Hey, I found a different behaviour when generating a binary that uses SPM dependencies in objc and swift.
I'm not sure if this is a bug or if it's the intended behaviour.
Imagine that I have a framework called MyLibraryContainer.
This library is closed source, so I will distribute this framework as binary.
If I add to my framework a swift library A as dependency with SPM, and distribute a binary of MyLibraryContainer.framework, everything just works, because it seems that the swift library A it's inside MyLibraryContainer.

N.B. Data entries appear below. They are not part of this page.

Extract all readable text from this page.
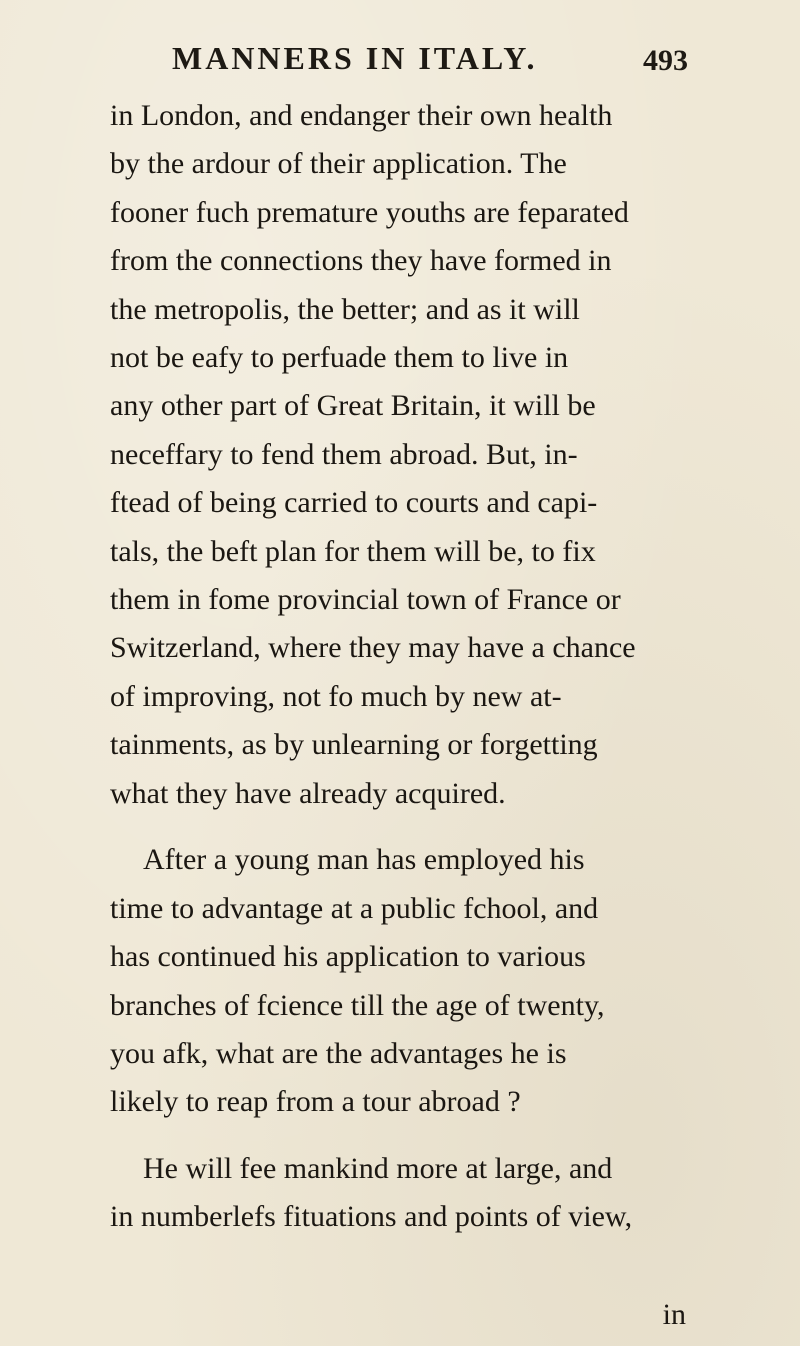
MANNERS IN ITALY.	493
in London, and endanger their own health
by the ardour of their application. The
fooner fuch premature youths are feparated
from the connections they have formed in
the metropolis, the better; and as it will
not be eafy to perfuade them to live in
any other part of Great Britain, it will be
neceffary to fend them abroad. But, in-
ftead of being carried to courts and capi-
tals, the beft plan for them will be, to fix
them in fome provincial town of France or
Switzerland, where they may have a chance
of improving, not fo much by new at-
tainments, as by unlearning or forgetting
what they have already acquired.
After a young man has employed his
time to advantage at a public fchool, and
has continued his application to various
branches of fcience till the age of twenty,
you afk, what are the advantages he is
likely to reap from a tour abroad ?
He will fee mankind more at large, and
in numberlefs fituations and points of view,
in
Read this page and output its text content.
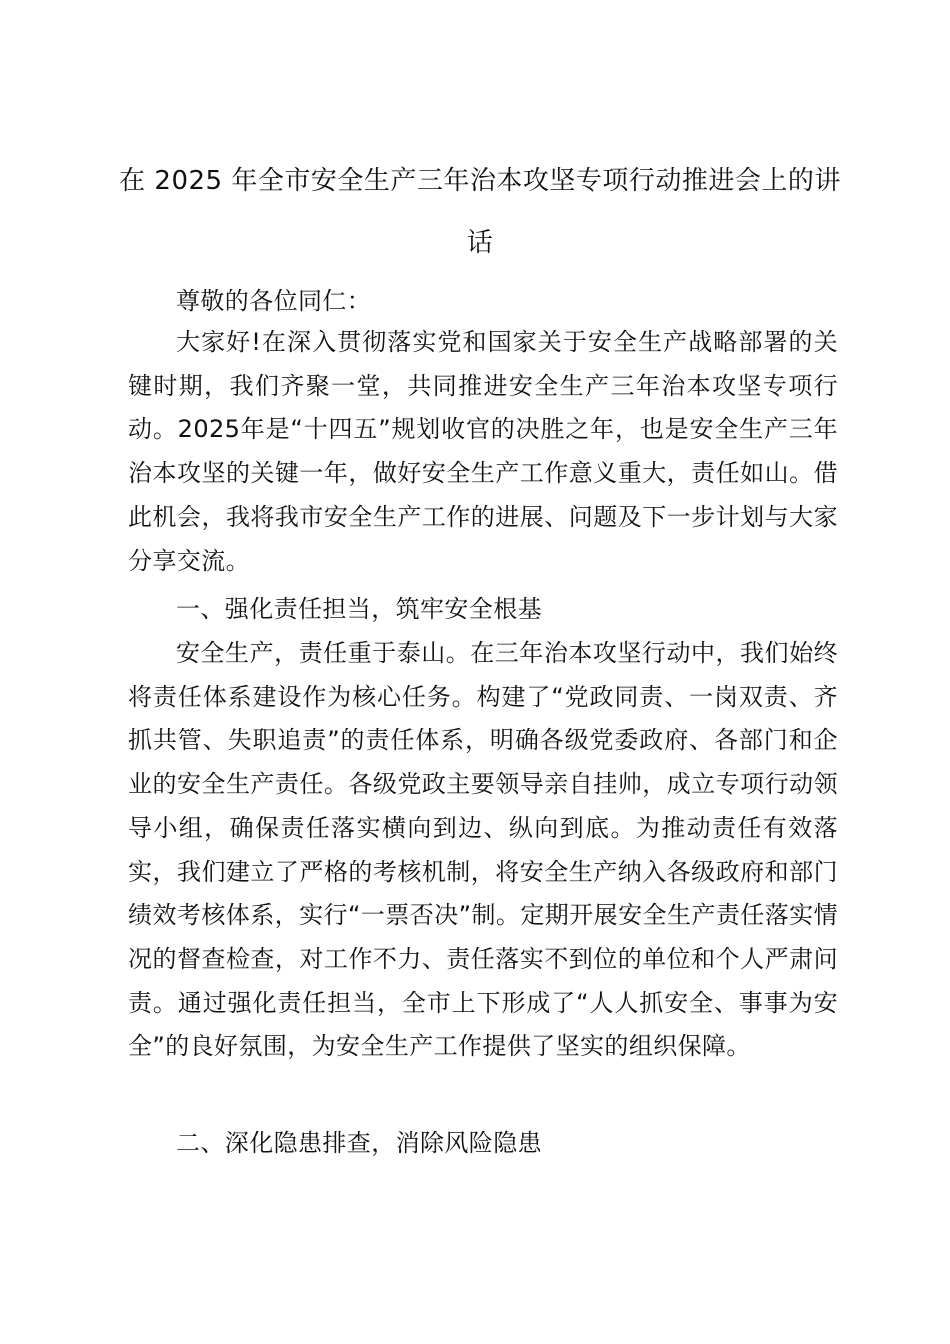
在 2025 年全市安全生产三年治本攻坚专项行动推进会上的讲话

尊敬的各位同仁：

大家好!在深入贯彻落实党和国家关于安全生产战略部署的关键时期，我们齐聚一堂，共同推进安全生产三年治本攻坚专项行动。2025年是“十四五”规划收官的决胜之年，也是安全生产三年治本攻坚的关键一年，做好安全生产工作意义重大，责任如山。借此机会，我将我市安全生产工作的进展、问题及下一步计划与大家分享交流。

一、强化责任担当，筑牢安全根基

安全生产，责任重于泰山。在三年治本攻坚行动中，我们始终将责任体系建设作为核心任务。构建了“党政同责、一岗双责、齐抓共管、失职追责”的责任体系，明确各级党委政府、各部门和企业的安全生产责任。各级党政主要领导亲自挂帅，成立专项行动领导小组，确保责任落实横向到边、纵向到底。为推动责任有效落实，我们建立了严格的考核机制，将安全生产纳入各级政府和部门绩效考核体系，实行“一票否决”制。定期开展安全生产责任落实情况的督查检查，对工作不力、责任落实不到位的单位和个人严肃问责。通过强化责任担当，全市上下形成了“人人抓安全、事事为安全”的良好氛围，为安全生产工作提供了坚实的组织保障。

二、深化隐患排查，消除风险隐患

But If I add to my framework an objc library B as dependency with SPM, and distribute a binary of MyLibraryContainer.framework, I get an error while importing MyLibraryContainer Missing required module B.
To work around this issue, I need to integrate both MyLibraryContainer and B into the new project to avoid the Missing required module B error.
Is this a bug, or is there any restrictions on SPM related to objc libraries?
It sounds like you are using Xcode (due to the words “framework” and “project”).
Unless you compile your code from the command line with $ swift build, SwiftPM isn’t actually building it.
If you are building with Xcode—even if Xcode is fetching some dependency code from a SwiftPM package—then the people you want to talk to are over on the Apple Developer Forums.
Yes, the framework is an Xcode project, and it's Xcode that is building the framework.
But since SPM was fetching the packages, I thought that this could be related to SPM.
Sadly, the number of bugs that occur in one but not the other seems to indicate that very little code is shared between the two. An Apple employee might know better, but from the outside it appears Xcode respects SwiftPM’s manifest specification, but reimplements everything itself.